I have asked you several questions. So far, you haven't answered any of them other than claiming that your wave function collapses because it is self-entangled.

I sympathize with your view, but what is the physical mechanism behind this instantaneous - can vanish in an instant - no time is flowing - through the entire universe - absolutely fantabulous series of claims?

VendicarD
not rated yet Sep 16, 2012
I do not agree that it is a "must" as there is another possibility that I mentioned above. That possibility is the formation of a suitable electron wave from the vacuum during absorption.

The problem with this view however is that the remains of the initial electron are free to roam around the universe in a "virtual" state. How does the universe known that the remains are "virtual"?

Without some form of accounting there would be nothing preventing an electron from spontaneously appearing from nothing without a corresponding anti-electron.

I know of no evidence for spontaneous particle production like this.

"Do you agree that there must be a collapse of the wave for an electron or a photon to be absorbed. YES OR NO?" - Johanfprins
cdt
not rated yet Sep 16, 2012
Let me just pipe in to say that it's nice to see a disagreement being hashed out respectfully in this forum. It makes it possible to focus on what is said without having to subtract out hostility.
VendicarD
5 / 5 (1) Sep 16, 2012
Those worthy of respect will receive respect.

Those worthy of public execution will receive none.
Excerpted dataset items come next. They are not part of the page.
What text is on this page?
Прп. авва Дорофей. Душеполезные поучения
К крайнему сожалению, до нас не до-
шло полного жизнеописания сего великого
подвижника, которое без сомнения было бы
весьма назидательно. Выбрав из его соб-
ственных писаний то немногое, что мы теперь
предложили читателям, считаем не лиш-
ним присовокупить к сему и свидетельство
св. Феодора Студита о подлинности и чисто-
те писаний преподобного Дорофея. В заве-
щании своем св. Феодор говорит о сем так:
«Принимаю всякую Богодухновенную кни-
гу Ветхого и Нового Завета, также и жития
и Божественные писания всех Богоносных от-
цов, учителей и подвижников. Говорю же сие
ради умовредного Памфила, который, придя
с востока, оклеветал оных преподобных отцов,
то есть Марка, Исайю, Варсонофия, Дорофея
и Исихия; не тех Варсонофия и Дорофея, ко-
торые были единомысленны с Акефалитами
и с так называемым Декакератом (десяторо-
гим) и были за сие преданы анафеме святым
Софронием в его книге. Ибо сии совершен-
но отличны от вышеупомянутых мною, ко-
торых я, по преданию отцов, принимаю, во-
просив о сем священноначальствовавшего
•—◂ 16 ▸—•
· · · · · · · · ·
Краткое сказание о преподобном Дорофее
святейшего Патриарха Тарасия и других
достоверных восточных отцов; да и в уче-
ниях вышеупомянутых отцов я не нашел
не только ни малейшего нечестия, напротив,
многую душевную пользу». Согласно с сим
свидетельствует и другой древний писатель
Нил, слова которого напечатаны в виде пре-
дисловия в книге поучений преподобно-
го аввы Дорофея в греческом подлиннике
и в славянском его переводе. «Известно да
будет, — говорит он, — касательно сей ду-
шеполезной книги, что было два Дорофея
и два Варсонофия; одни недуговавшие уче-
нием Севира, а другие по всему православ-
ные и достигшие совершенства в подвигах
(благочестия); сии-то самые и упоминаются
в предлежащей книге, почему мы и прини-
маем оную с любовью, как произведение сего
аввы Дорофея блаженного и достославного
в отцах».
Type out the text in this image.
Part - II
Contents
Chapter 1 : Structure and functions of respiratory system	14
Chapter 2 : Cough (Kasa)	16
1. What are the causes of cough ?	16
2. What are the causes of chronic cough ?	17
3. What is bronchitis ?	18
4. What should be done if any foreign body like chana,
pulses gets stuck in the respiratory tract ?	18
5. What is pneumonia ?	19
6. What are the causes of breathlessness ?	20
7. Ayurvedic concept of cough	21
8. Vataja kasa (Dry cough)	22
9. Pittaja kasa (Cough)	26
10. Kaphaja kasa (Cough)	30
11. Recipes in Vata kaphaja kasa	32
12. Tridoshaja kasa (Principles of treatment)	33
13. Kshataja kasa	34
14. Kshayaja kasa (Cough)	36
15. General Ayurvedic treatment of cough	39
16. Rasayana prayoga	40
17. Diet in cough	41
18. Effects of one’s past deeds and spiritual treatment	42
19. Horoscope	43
"Let me just pipe in to say that it's nice to see a disagreement being hashed out respectfully in this forum" - cdt
johanfprins
1 / 5 (4) Sep 17, 2012
I only noticed now that you have tried to answer my question
do not agree that it is a "must" as there is another possibility that I mentioned above. That possibility is the formation of a suitable electron wave from the vacuum during absorption.
This is of course nonsense.

"Do you agree that there must be a collapse of the wave for an electron or a photon to be absorbed. YES OR NO?" - Johanfprins

You have not yet answered my question: Whatever your interpretation of what an electron-wave is, do you agree that a free electron moving through space can diffract and that therefore it must have a wave-property that allows it to this? Do you agree that when observing the position of the electron with a detector this electron-wave MUST collapse! YES or NO?